Prices and reliability through 2027
- Capacity prices. Given the 2026 to 2027 PJM outcome, the next auctions are likely to stay elevated unless there is a large, fast supply response or a demand shock. Storage additions will help, but most new firm generation will not arrive in time to fully reverse the trend by 2027.
- Energy prices. Expect volatility in constrained zones with higher congestion costs until rebuilds and right-sizing projects land. Cross-seam upgrades will take longer than 12 to 18 months, so near-term relief will come from storage that limits peak-hour congestion.
- Reliability. The near-term risk is tight margins during extreme weather, especially where large new loads concentrate on stressed networks. Right-sizing and storage can materially cut risk by 2027 if procurement starts now. Large new backbones will contribute later in the decade.

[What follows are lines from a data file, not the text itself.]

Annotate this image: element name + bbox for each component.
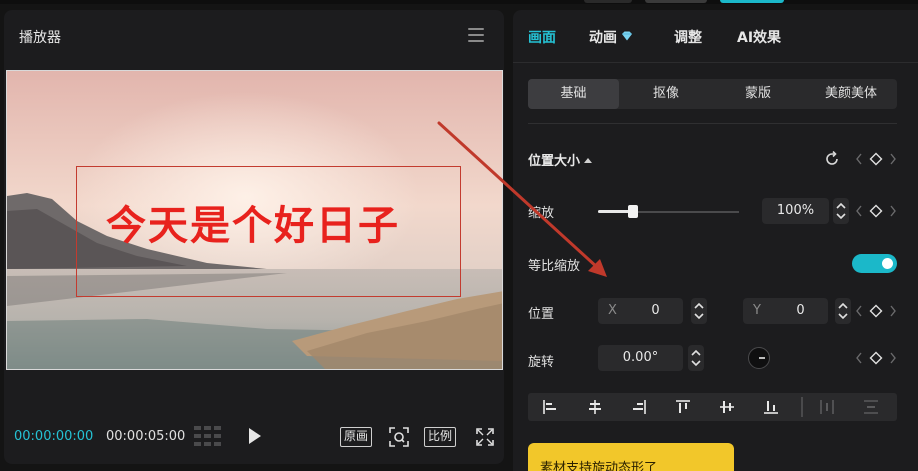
subtab-beauty[interactable]: 美颜美体 <box>805 79 897 109</box>
rotation-dial[interactable] <box>748 347 770 369</box>
alignment-separator <box>801 397 803 417</box>
hint-banner: 素材支持旋动态形了 <box>528 443 734 471</box>
position-y-stepper[interactable] <box>835 298 851 324</box>
distribute-vertical-icon[interactable] <box>863 399 879 415</box>
player-panel: 播放器 今天是个好日子 00:00:00:00 00:00:05:00 原画 比… <box>4 10 504 464</box>
tab-picture[interactable]: 画面 <box>528 27 556 47</box>
position-x-stepper[interactable] <box>691 298 707 324</box>
scale-stepper[interactable] <box>833 198 849 224</box>
section-divider <box>528 123 897 124</box>
play-icon[interactable] <box>247 427 263 445</box>
caption-text[interactable]: 今天是个好日子 <box>106 193 400 251</box>
align-center-horizontal-icon[interactable] <box>587 399 603 415</box>
zoom-crop-icon[interactable] <box>389 427 409 447</box>
subtab-cutout[interactable]: 抠像 <box>621 79 711 109</box>
scale-field[interactable]: 100% <box>762 198 829 224</box>
ratio-button[interactable]: 比例 <box>424 427 456 447</box>
menu-icon[interactable] <box>468 28 484 42</box>
rotation-value: 0.00° <box>622 350 659 365</box>
position-label: 位置 <box>528 307 555 322</box>
scale-label: 缩放 <box>528 206 555 221</box>
tabs-divider <box>513 62 918 63</box>
position-x-value: 0 <box>651 303 660 318</box>
scale-slider-handle[interactable] <box>628 205 638 218</box>
hint-text: 素材支持旋动态形了 <box>540 461 658 471</box>
player-header: 播放器 <box>4 10 504 60</box>
scale-slider[interactable] <box>598 205 739 218</box>
section-position-size[interactable]: 位置大小 <box>528 150 593 169</box>
current-time: 00:00:00:00 <box>14 429 94 444</box>
video-preview[interactable]: 今天是个好日子 <box>6 70 503 370</box>
position-keyframe-icon[interactable] <box>856 304 896 318</box>
top-strip <box>0 0 918 4</box>
caret-up-icon <box>584 158 593 163</box>
reset-icon[interactable] <box>824 151 840 167</box>
timeline-grid-icon[interactable] <box>194 426 222 446</box>
position-y-prefix: Y <box>753 303 761 318</box>
alignment-bar <box>528 393 897 421</box>
tab-ai-effects[interactable]: AI效果 <box>737 27 781 47</box>
scale-keyframe-icon[interactable] <box>856 204 896 218</box>
app-root: 播放器 今天是个好日子 00:00:00:00 00:00:05:00 原画 比… <box>0 0 918 471</box>
uniform-scale-toggle[interactable] <box>852 254 897 273</box>
align-right-icon[interactable] <box>631 399 647 415</box>
subtabs: 基础 抠像 蒙版 美颜美体 <box>528 79 897 109</box>
subtab-basic[interactable]: 基础 <box>528 79 619 109</box>
align-bottom-icon[interactable] <box>763 399 779 415</box>
uniform-scale-label: 等比缩放 <box>528 259 581 274</box>
diamond-icon <box>622 31 632 41</box>
total-time: 00:00:05:00 <box>106 429 186 444</box>
inspector-tabs: 画面 动画 调整 AI效果 <box>513 10 918 62</box>
position-y-field[interactable]: Y 0 <box>743 298 828 324</box>
rotation-field[interactable]: 0.00° <box>598 345 683 371</box>
align-top-icon[interactable] <box>675 399 691 415</box>
section-title: 位置大小 <box>528 154 581 169</box>
tab-animation[interactable]: 动画 <box>589 27 633 47</box>
inspector-panel: 画面 动画 调整 AI效果 基础 抠像 蒙版 美颜美体 位置大小 缩放 100%… <box>513 10 918 471</box>
dial-indicator-icon <box>759 357 765 359</box>
scale-value: 100% <box>776 203 815 218</box>
keyframe-icon[interactable] <box>856 152 896 166</box>
player-controls: 00:00:00:00 00:00:05:00 原画 比例 <box>4 422 504 452</box>
tab-animation-label: 动画 <box>589 30 617 46</box>
rotation-keyframe-icon[interactable] <box>856 351 896 365</box>
distribute-horizontal-icon[interactable] <box>819 399 835 415</box>
fullscreen-icon[interactable] <box>476 428 494 446</box>
align-left-icon[interactable] <box>542 399 558 415</box>
align-center-vertical-icon[interactable] <box>719 399 735 415</box>
tab-adjust[interactable]: 调整 <box>674 27 702 47</box>
rotation-stepper[interactable] <box>688 345 704 371</box>
subtab-mask[interactable]: 蒙版 <box>713 79 803 109</box>
position-x-prefix: X <box>608 303 617 318</box>
player-title: 播放器 <box>19 30 61 46</box>
position-y-value: 0 <box>796 303 805 318</box>
rotation-label: 旋转 <box>528 355 555 370</box>
position-x-field[interactable]: X 0 <box>598 298 683 324</box>
original-button[interactable]: 原画 <box>340 427 372 447</box>
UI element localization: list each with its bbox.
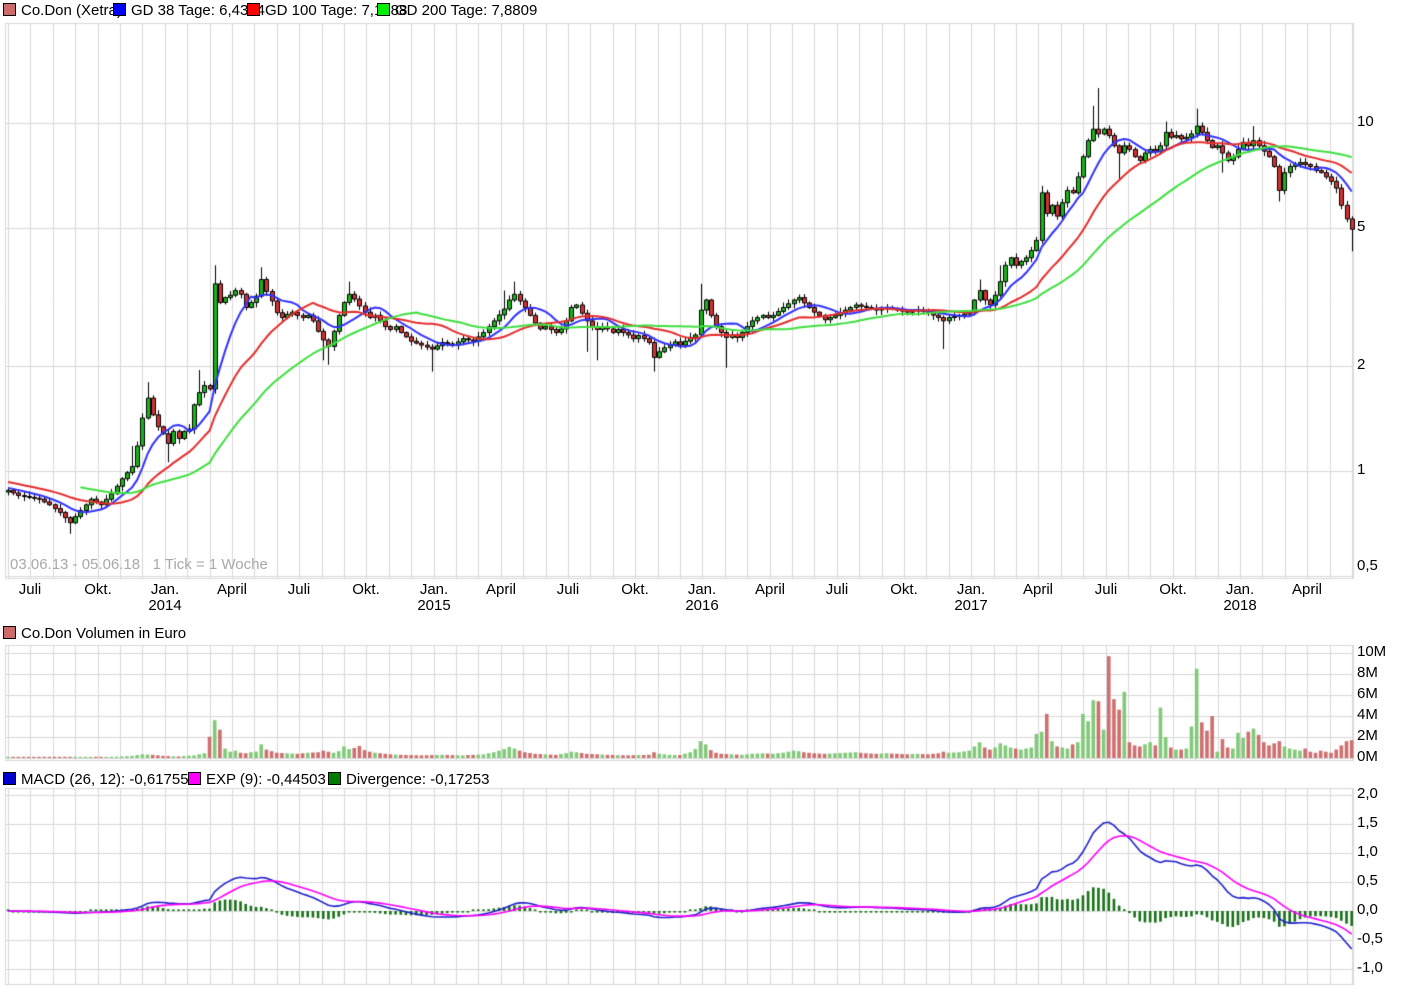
price-axis-label: 10 [1357, 113, 1374, 130]
legend-item-gd38: GD 38 Tage: 6,4374 [113, 2, 265, 19]
volume-axis-label: 6M [1357, 685, 1378, 702]
month-label: Jan. [956, 581, 986, 598]
macd-axis-label: -1,0 [1357, 959, 1383, 976]
legend-item-volume: Co.Don Volumen in Euro [3, 625, 187, 642]
year-label: 2018 [1223, 597, 1257, 614]
month-label: Jan. [1225, 581, 1255, 598]
volume-axis-label: 8M [1357, 664, 1378, 681]
price-axis-label: 5 [1357, 218, 1366, 235]
month-label: April [754, 581, 786, 598]
x-axis-tick: Okt. [84, 582, 112, 597]
main-chart-legend: Co.Don (Xetra) GD 38 Tage: 6,4374 GD 100 T… [0, 2, 1410, 22]
x-axis-tick: Jan. 2015 [417, 582, 450, 613]
x-axis-tick: Juli [557, 582, 580, 597]
x-axis-tick: Jan. 2014 [148, 582, 181, 613]
volume-series-swatch [3, 626, 16, 639]
price-axis-label: 0,5 [1357, 557, 1378, 574]
divergence-series-swatch [328, 772, 341, 785]
x-axis-tick: Juli [1095, 582, 1118, 597]
x-axis-tick: Okt. [1159, 582, 1187, 597]
macd-legend: MACD (26, 12): -0,61755 EXP (9): -0,44503… [0, 771, 1410, 791]
macd-axis-label: 1,5 [1357, 814, 1378, 831]
month-label: Juli [287, 581, 311, 598]
exp-series-label: EXP (9): -0,44503 [206, 771, 326, 788]
x-axis-tick: Okt. [352, 582, 380, 597]
legend-item-macd: MACD (26, 12): -0,61755 [3, 771, 189, 788]
codon-series-swatch [3, 3, 16, 16]
exp-series-swatch [188, 772, 201, 785]
month-label: Okt. [352, 581, 380, 598]
price-axis-label: 1 [1357, 461, 1366, 478]
x-axis-tick: Jan. 2016 [685, 582, 718, 613]
legend-item-exp: EXP (9): -0,44503 [188, 771, 326, 788]
date-range-label: 03.06.13 - 05.06.18 1 Tick = 1 Woche [10, 556, 268, 573]
month-label: Juli [18, 581, 42, 598]
macd-axis-label: 2,0 [1357, 785, 1378, 802]
x-axis-tick: Juli [19, 582, 42, 597]
price-axis-label: 2 [1357, 356, 1366, 373]
month-label: Jan. [150, 581, 180, 598]
macd-axis-label: 0,5 [1357, 872, 1378, 889]
month-label: April [485, 581, 517, 598]
x-axis-tick: April [1292, 582, 1322, 597]
month-label: Juli [1094, 581, 1118, 598]
volume-series-label: Co.Don Volumen in Euro [21, 625, 187, 642]
legend-item-gd200: GD 200 Tage: 7,8809 [377, 2, 538, 19]
stock-chart-page: Co.Don (Xetra) GD 38 Tage: 6,4374 GD 100 T… [0, 0, 1410, 989]
year-label: 2017 [954, 597, 988, 614]
legend-item-codon: Co.Don (Xetra) [3, 2, 122, 19]
volume-axis-label: 10M [1357, 643, 1387, 660]
month-label: Jan. [687, 581, 717, 598]
month-label: Juli [825, 581, 849, 598]
month-label: Juli [556, 581, 580, 598]
year-label: 2014 [148, 597, 182, 614]
month-label: Jan. [419, 581, 449, 598]
macd-axis-label: -0,5 [1357, 930, 1383, 947]
x-axis-tick: Juli [288, 582, 311, 597]
macd-axis-label: 1,0 [1357, 843, 1378, 860]
month-label: Okt. [1159, 581, 1187, 598]
year-label: 2016 [685, 597, 719, 614]
gd38-series-swatch [113, 3, 126, 16]
month-label: April [216, 581, 248, 598]
legend-item-divergence: Divergence: -0,17253 [328, 771, 490, 788]
divergence-series-label: Divergence: -0,17253 [346, 771, 490, 788]
chart-canvas [0, 0, 1410, 989]
codon-series-label: Co.Don (Xetra) [21, 2, 122, 19]
x-axis-tick: Jan. 2017 [954, 582, 987, 613]
volume-axis-label: 2M [1357, 727, 1378, 744]
month-label: April [1291, 581, 1323, 598]
month-label: April [1022, 581, 1054, 598]
volume-axis-label: 0M [1357, 748, 1378, 765]
macd-axis-label: 0,0 [1357, 901, 1378, 918]
volume-axis-label: 4M [1357, 706, 1378, 723]
x-axis-tick: Okt. [621, 582, 649, 597]
volume-legend: Co.Don Volumen in Euro [0, 625, 1410, 645]
x-axis-tick: April [755, 582, 785, 597]
gd38-series-label: GD 38 Tage: 6,4374 [131, 2, 265, 19]
month-label: Okt. [84, 581, 112, 598]
macd-series-swatch [3, 772, 16, 785]
gd100-series-swatch [247, 3, 260, 16]
x-axis-tick: April [217, 582, 247, 597]
month-label: Okt. [621, 581, 649, 598]
month-label: Okt. [890, 581, 918, 598]
year-label: 2015 [417, 597, 451, 614]
x-axis-tick: April [1023, 582, 1053, 597]
gd200-series-swatch [377, 3, 390, 16]
x-axis-tick: April [486, 582, 516, 597]
macd-series-label: MACD (26, 12): -0,61755 [21, 771, 189, 788]
x-axis-tick: Okt. [890, 582, 918, 597]
x-axis-tick: Jan. 2018 [1223, 582, 1256, 613]
gd200-series-label: GD 200 Tage: 7,8809 [395, 2, 538, 19]
x-axis-tick: Juli [826, 582, 849, 597]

- Customer bills. Transmission investment adds to rates in the short run, but the PJM auction shows the cost of waiting. The least-cost path over the next two years is to deliver the highest benefit-to-cost projects first, typically reconductoring, targeted substation upgrades, and storage that avoids costly local capacity additions.
Bottom line
1920-A puts states in the driver’s seat for long-term transmission planning and cost allocation. PJM’s price spikes quantify the cost of delay. NIETC can accelerate siting, but not in time to rescue 2026 or 2027. The practical path over the next 12 months is clear: states should lock in simple, benefits-based cost allocation and request targeted optional scenarios that reflect real load risk; utilities should right-size and reconductor every feasible mile and deploy storage where it pencils first; data center developers should follow headroom and partner with states on optional scenarios while funding local upgrades and flexible demand. Do that and reliability improves by 2027, prices ease where congestion is worst, and bigger wires later in the decade have a smoother runway.